Origine et histoire du moulin de Cacrey
Le moulin fortifié de Cacrey, situé à Creysse dans le Lot, est un édifice médiéval construit entre les XIIIe et XIVe siècles par les seigneurs de Cazillac. Ce moulin atypique, alimenté par la résurgence du Cacrey (liée au réseau karstique de la Dordogne), se distingue par son absence de canal d’amenée et son architecture défensive, avec des meurtrières et des contreforts massifs. Il était initialement équipé de quatre paires de meules actionnées par des rouets, dont subsistent aujourd’hui deux meules scellées et des turbines en fonte du XIXe siècle.

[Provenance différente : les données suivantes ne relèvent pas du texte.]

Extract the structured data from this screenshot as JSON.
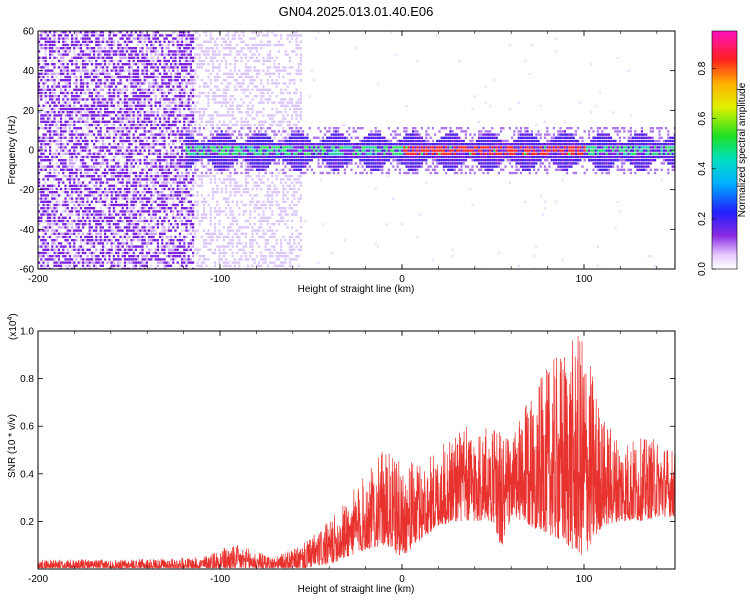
{
  "title": "GN04.2025.013.01.40.E06",
  "colors": {
    "snr_line": "#e8322e",
    "spectrogram_low": "#7a1fe0",
    "spectrogram_band": "#28d0b0",
    "spectrogram_peak": "#ff2a2a"
  },
  "chart_data": [
    {
      "type": "heatmap",
      "xlabel": "Height of straight line (km)",
      "ylabel": "Frequency (Hz)",
      "xlim": [
        -200,
        150
      ],
      "ylim": [
        -60,
        60
      ],
      "x_ticks": [
        -200,
        -100,
        0,
        100
      ],
      "x_tick_labels": [
        "-200",
        "-100",
        "0",
        "100"
      ],
      "y_ticks": [
        -60,
        -40,
        -20,
        0,
        20,
        40,
        60
      ],
      "y_tick_labels": [
        "-60",
        "-40",
        "-20",
        "0",
        "20",
        "40",
        "60"
      ],
      "colorbar": {
        "label": "Normalized spectral amplitude",
        "range": [
          0,
          0.95
        ],
        "ticks": [
          0.0,
          0.2,
          0.4,
          0.6,
          0.8
        ],
        "tick_labels": [
          "0.0",
          "0.2",
          "0.4",
          "0.6",
          "0.8"
        ],
        "colormap": "rainbow (violet-blue-cyan-green-yellow-orange-red-magenta)"
      },
      "features": {
        "noise_region_x": [
          -200,
          -55
        ],
        "dense_noise_x": [
          -200,
          -115
        ],
        "band_center_hz": 0,
        "band_half_width_hz": 5,
        "band_start_x": -120,
        "peak_amplitude_x": [
          0,
          100
        ]
      }
    },
    {
      "type": "line",
      "xlabel": "Height of straight line (km)",
      "ylabel": "SNR (10 * v/v)",
      "y_multiplier": "(x10^4)",
      "xlim": [
        -200,
        150
      ],
      "ylim": [
        0,
        1.0
      ],
      "x_ticks": [
        -200,
        -100,
        0,
        100
      ],
      "x_tick_labels": [
        "-200",
        "-100",
        "0",
        "100"
      ],
      "y_ticks": [
        0.2,
        0.4,
        0.6,
        0.8,
        1.0
      ],
      "y_tick_labels": [
        "0.2",
        "0.4",
        "0.6",
        "0.8",
        "1.0"
      ],
      "series": [
        {
          "color": "#e8322e",
          "envelope": {
            "x": [
              -200,
              -150,
              -110,
              -100,
              -90,
              -70,
              -55,
              -40,
              -30,
              -20,
              -10,
              0,
              10,
              20,
              30,
              40,
              50,
              55,
              60,
              70,
              80,
              90,
              100,
              110,
              120,
              130,
              140,
              150
            ],
            "low": [
              0.0,
              0.0,
              0.0,
              0.0,
              0.0,
              0.0,
              0.0,
              0.02,
              0.05,
              0.08,
              0.1,
              0.05,
              0.12,
              0.18,
              0.2,
              0.2,
              0.2,
              0.08,
              0.22,
              0.18,
              0.15,
              0.1,
              0.05,
              0.18,
              0.2,
              0.2,
              0.22,
              0.22
            ],
            "high": [
              0.04,
              0.04,
              0.05,
              0.09,
              0.1,
              0.05,
              0.1,
              0.2,
              0.3,
              0.4,
              0.5,
              0.45,
              0.45,
              0.5,
              0.6,
              0.6,
              0.6,
              0.6,
              0.55,
              0.72,
              0.85,
              0.95,
              1.0,
              0.65,
              0.55,
              0.55,
              0.55,
              0.5
            ]
          }
        }
      ]
    }
  ]
}
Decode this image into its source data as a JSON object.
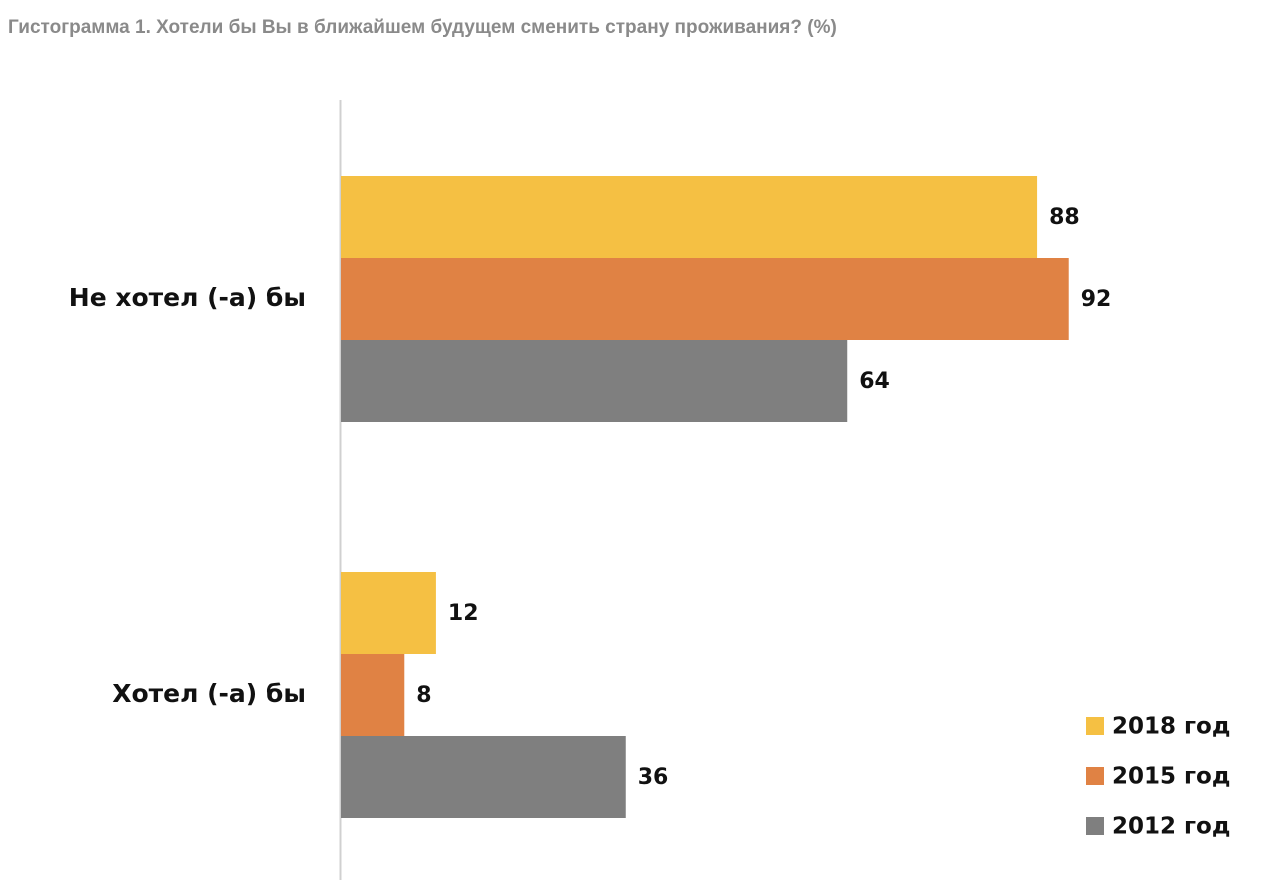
{
  "chart_data": {
    "type": "bar",
    "orientation": "horizontal",
    "title": "Гистограмма 1. Хотели бы Вы в ближайшем будущем сменить страну проживания? (%)",
    "categories": [
      "Не хотел (-а) бы",
      "Хотел (-а) бы"
    ],
    "series": [
      {
        "name": "2018 год",
        "color": "#f5c043",
        "values": [
          88,
          12
        ]
      },
      {
        "name": "2015 год",
        "color": "#e08244",
        "values": [
          92,
          8
        ]
      },
      {
        "name": "2012 год",
        "color": "#7f7f7f",
        "values": [
          64,
          36
        ]
      }
    ],
    "legend": "bottom-right"
  }
}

Vers 1319, le moulin passe aux mains de la famille de Tournemire par le mariage de Bernard de Cazillac avec Raymonde de Tournemire, avant d’être contrôlé par les seigneurs de Mirandol dès 1327. Pendant la guerre de Cent Ans (1347-1378), Creysse est occupée par les troupes anglaises, mais le moulin reste opérationnel. Au XVe siècle, les Mirandol, comme Gaubert Faure et son épouse Bertrande de Leymonie, en affermant l’exploitation à des meuniers locaux. En 1459, Guillaume de Mirandol rend hommage au vicomte de Turenne pour ce « moulin fortifié de Capcreix », confirmant son statut de repaire noble.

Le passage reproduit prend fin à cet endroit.